Contrast this with the last words of people like Mother Teresa: “Jesus, I love you. Jesus, I love you.” Michelangelo (written in his will), “I commit my soul to God, my body to the earth, my possessions to my nearest relatives. I die in the faith of Jesus Christ and in the firm hope of a better life.” William Shakespeare in his last will and testament one month before death, “I commend my soul into the hands of God, my Creator, hoping and assuredly believing only through the merits of Jesus Christ my Saviour, to be made partaker of life everlasting.” Sir Michael Faraday, the greatest experimental scientist of all time. As he laid dying journalists questioned him regarding his speculations of life after death. “Speculations, I know nothing of speculations. I am resting on certainties. I know that my Redeemer lives and because he lives I shall live also.” Martin Luther: “O my heavenly Father, my eternal and everlasting God. Thou hast revealed to me your son, our Lord Jesus Christ. I have preached him, I have confessed him, I love him and worship him as my dearest Saviour and Redeemer. Into thy hand I commit my spirit.” Dietrich Bonheoffer, the German theologian hanged in Nazi Germany during the Second World War. On his way to the gallows he said, “This is the beginning of a new life, eternal life.” And the evangelist D.L. Moody: “Earth recedes and heaven opens before me. It is beautiful. It’s like a trance. There’s no valley here, and God is calling me and I must go. This is my triumph, this is my coronation day, it is glorious. I’ve been looking forward to it for years. No pain, no valley. If this is death it is not bad at all, it’s sweet.”

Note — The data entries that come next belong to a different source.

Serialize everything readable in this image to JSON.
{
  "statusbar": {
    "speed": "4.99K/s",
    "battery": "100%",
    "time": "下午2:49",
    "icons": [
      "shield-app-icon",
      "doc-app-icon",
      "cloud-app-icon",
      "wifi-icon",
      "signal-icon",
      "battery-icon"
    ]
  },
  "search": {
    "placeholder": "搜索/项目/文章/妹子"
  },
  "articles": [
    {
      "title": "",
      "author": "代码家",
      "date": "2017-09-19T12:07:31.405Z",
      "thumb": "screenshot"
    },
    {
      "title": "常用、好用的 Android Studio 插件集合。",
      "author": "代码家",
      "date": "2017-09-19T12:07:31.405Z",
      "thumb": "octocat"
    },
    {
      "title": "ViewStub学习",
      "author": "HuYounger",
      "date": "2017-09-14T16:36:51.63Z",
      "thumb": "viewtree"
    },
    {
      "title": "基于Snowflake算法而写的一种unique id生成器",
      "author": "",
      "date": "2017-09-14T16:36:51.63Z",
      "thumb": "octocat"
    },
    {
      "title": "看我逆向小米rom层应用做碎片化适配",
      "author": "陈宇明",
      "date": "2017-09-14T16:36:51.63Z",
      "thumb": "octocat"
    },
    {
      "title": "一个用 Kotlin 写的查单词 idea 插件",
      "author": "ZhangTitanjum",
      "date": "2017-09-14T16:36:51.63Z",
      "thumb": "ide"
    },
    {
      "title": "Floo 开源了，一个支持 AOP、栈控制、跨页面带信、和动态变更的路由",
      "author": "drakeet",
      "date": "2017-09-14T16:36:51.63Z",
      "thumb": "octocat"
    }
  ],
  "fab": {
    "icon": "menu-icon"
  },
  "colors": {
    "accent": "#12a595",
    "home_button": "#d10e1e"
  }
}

Finally, just in case this blog is too serious, let’s here some of the funny last words people have spoken: Roman Emperor, Gaius Caligula, who was stabbed by his own guards said, “I’m still alive!” Of course his guards made sure he wasn’t moments later! General John Sedgwick, who was killed in battle during US Civil War said, “They couldn't hit an elephant at this dist…” Author H. G. Wells, “Go away. I'm all right.” Writer Oscar Wilde, “Either that wallpaper goes or I do.” And my all time favourite is from Mexican revolutionary, Pancho Villa, “Don't let it end like this. Tell them I said something!”
But in all seriousness, there is life after death. Jesus has experienced death for you – and defeated it – why not place your faith and trust securely in Him?